Nel suo intervento Tortato contesta anche alcune dichiarazioni del sovrintendente Nicola Colabianchi, sostenendo che il Consiglio non abbia mai approvato all’unanimità la nomina e ricordando che, secondo lo statuto, non avrebbe competenze sulle scelte artistiche.
Critiche arrivano anche dall’opposizione politica. Gli esponenti del Movimento 5 Stelle parlano di una scelta fatta “in sfregio ai lavoratori” e attaccano duramente la nomina della direttrice musicale. Sulla stessa linea il Partito Democratico veneziano, che denuncia una gestione ormai trasformata in “campo di battaglia”.
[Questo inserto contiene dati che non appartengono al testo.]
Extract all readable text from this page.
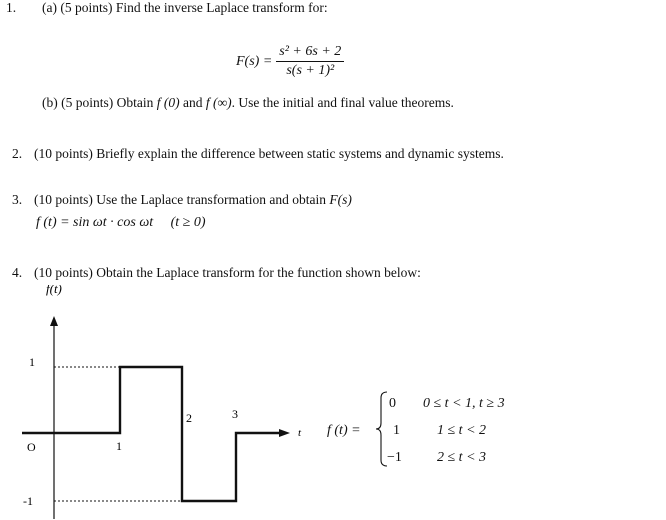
1. (a) (5 points) Find the inverse Laplace transform for:
$F(s) = \frac{\text{s² + 6s + 2}}{\text{s(s + 1)²}}$
(b) (5 points) Obtain f (0) and f (∞). Use the initial and final value theorems.
2. (10 points) Briefly explain the difference between static systems and dynamic systems.
3. (10 points) Use the Laplace transformation and obtain F(s)
f (t) = sin ωt · cos ωt (t ≥ 0)
4. (10 points) Obtain the Laplace transform for the function shown below:
f(t)
1
O
-1
1
2	3
t f (t) =
0 0 ≤ t < 1, t ≥ 3
1	1 ≤ t < 2
−1	2 ≤ t < 3
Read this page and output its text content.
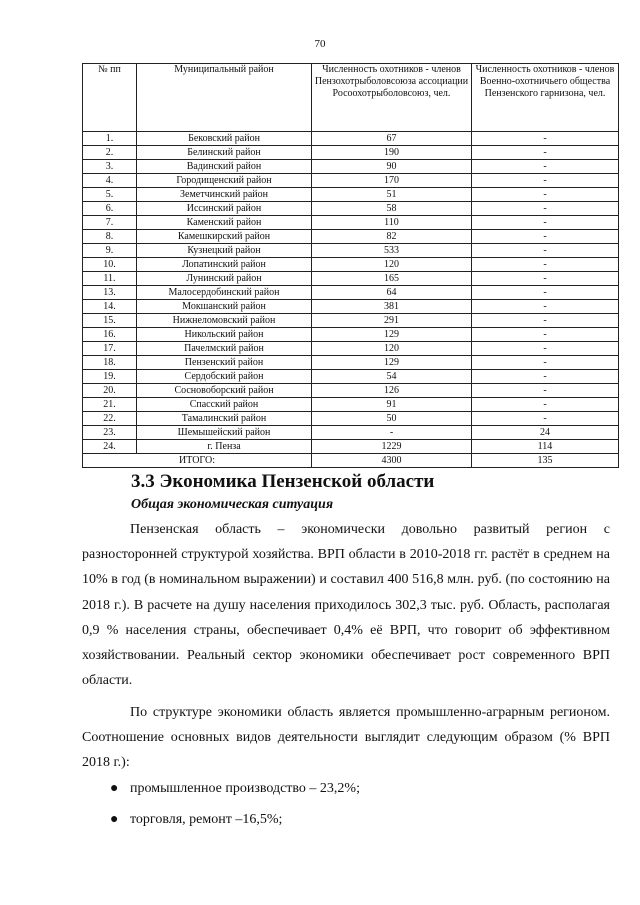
70
№ пп	Муниципальный район	Численность охотников - членов Пензохотрыболовсоюза ассоциации Росоохотрыболовсоюз, чел.	Численность охотников - членов Военно-охотничьего общества Пензенского гарнизона, чел.
1.	Бековский район	67	-
2.	Белинский район	190	-
3.	Вадинский район	90	-
4.	Городищенский район	170	-
5.	Земетчинский район	51	-
6.	Иссинский район	58	-
7.	Каменский район	110	-
8.	Камешкирский район	82	-
9.	Кузнецкий район	533	-
10.	Лопатинский район	120	-
11.	Лунинский район	165	-
13.	Малосердобинский район	64	-
14.	Мокшанский район	381	-
15.	Нижнеломовский район	291	-
16.	Никольский район	129	-
17.	Пачелмский район	120	-
18.	Пензенский район	129	-
19.	Сердобский район	54	-
20.	Сосновоборский район	126	-
21.	Спасский район	91	-
22.	Тамалинский район	50	-
23.	Шемышейский район	-	24
24.	г. Пенза	1229	114
ИТОГО:		4300	135
3.3 Экономика Пензенской области
Общая экономическая ситуация

Пензенская область – экономически довольно развитый регион с разносторонней структурой хозяйства. ВРП области в 2010-2018 гг. растёт в среднем на 10% в год (в номинальном выражении) и составил 400 516,8 млн. руб. (по состоянию на 2018 г.). В расчете на душу населения приходилось 302,3 тыс. руб. Область, располагая 0,9 % населения страны, обеспечивает 0,4% её ВРП, что говорит об эффективном хозяйствовании. Реальный сектор экономики обеспечивает рост современного ВРП области.

По структуре экономики область является промышленно-аграрным регионом. Соотношение основных видов деятельности выглядит следующим образом (% ВРП 2018 г.):

● промышленное производство – 23,2%;
● торговля, ремонт –16,5%;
Ma lo scontro non riguarda solo la politica. Dalla nomina di Beatrice Venezi è infatti iniziato un vero e proprio braccio di ferro tra la direzione del teatro e l’orchestra, una tensione che prosegue ancora oggi. Negli ultimi mesi gli orchestrali sono scesi più volte in piazza a Venezia per manifestare il proprio dissenso.
Un clima sempre più teso che, con le dimissioni di Tortato, aggiunge un nuovo capitolo alla vicenda che continua a dividere il mondo della musica e la politica attorno a uno dei teatri lirici più importanti d’Italia.